お母さん心配でどうしたらいいのかなって、警察に連絡した方が良いかなとも考えているのよ。葉月今日家に来てよ」

「あ、えっと、うん……行けたらね。警察に連絡はちょっと大袈裟だよ」

「絶対に来てよ。近所なんだからね」

  行かなきゃ、どうせ何回も電話してくるんでしょう。そう思うと溜め息が出る。

「成田さ~ん!  何してるの?  英美利様のお部屋の掃除よ」

  と雪本さんの声が聞こえてきた。

「あ、は~い。今、行きます」と雪本さんに返事をしてそれから、「わたし今、仕事中だから」とお母さんに言って電話を切った。

 
  
  お母さんはお姉ちゃんのこととなると大袈裟なんだから。二十五歳にもなる大人のお姉ちゃんの心配ばかりして。
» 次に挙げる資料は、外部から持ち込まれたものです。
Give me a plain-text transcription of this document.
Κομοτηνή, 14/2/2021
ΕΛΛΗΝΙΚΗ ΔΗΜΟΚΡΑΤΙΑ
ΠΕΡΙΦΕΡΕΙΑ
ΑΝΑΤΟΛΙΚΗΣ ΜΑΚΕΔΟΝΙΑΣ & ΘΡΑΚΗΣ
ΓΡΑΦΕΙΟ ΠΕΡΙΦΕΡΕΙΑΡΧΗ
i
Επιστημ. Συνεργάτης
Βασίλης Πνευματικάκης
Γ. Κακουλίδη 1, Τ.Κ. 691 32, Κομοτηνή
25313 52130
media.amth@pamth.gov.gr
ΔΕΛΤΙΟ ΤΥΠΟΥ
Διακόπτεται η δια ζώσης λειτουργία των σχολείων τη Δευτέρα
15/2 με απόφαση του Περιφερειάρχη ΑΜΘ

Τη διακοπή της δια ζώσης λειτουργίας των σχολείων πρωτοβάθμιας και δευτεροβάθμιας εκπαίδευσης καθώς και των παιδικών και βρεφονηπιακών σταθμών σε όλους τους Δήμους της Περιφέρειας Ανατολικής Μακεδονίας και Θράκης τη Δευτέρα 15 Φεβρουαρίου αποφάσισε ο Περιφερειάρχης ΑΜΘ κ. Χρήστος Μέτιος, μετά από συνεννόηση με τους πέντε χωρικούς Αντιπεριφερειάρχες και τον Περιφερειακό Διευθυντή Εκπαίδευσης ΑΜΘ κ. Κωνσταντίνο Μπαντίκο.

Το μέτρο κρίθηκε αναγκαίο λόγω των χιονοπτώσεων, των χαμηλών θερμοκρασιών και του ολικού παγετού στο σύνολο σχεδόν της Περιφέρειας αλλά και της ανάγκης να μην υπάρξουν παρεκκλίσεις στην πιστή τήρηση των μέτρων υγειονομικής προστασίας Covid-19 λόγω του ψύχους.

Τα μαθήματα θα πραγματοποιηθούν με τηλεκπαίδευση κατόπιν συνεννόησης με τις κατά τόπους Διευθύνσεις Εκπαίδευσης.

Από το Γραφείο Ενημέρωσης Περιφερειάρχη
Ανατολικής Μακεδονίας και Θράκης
  学生の頃からずっとそうだった。お母さんはお姉ちゃんのことばかり考えていた。お姉ちゃんが精神的に弱いことも知ってはいるけれど。

  それでもわたしのことなんてどうでもいいのかなと思うと少し寂しく思う。けれどその分自由気ままに生活してこれたのかなとも思う。わたしはお姉ちゃんのことは好きだけどやっぱり嫌いだ。

「成田さ~ん、まだですか?」

「は~い、すみません」

  いけない考え事なんてしてる場合ではなかった。雪本さんに怒られてしまう。

  わたしは、長い廊下を急いで歩いた。

  英美利ちゃんの部屋に入るとびっくりした。

  だって、部屋の壁一面に英美利ちゃん本人の写真が貼られていてベッドの上には可愛らしいクマのぬいるぐみがたくさん飾られ床には高級そうな服が散乱していた。

  これは……。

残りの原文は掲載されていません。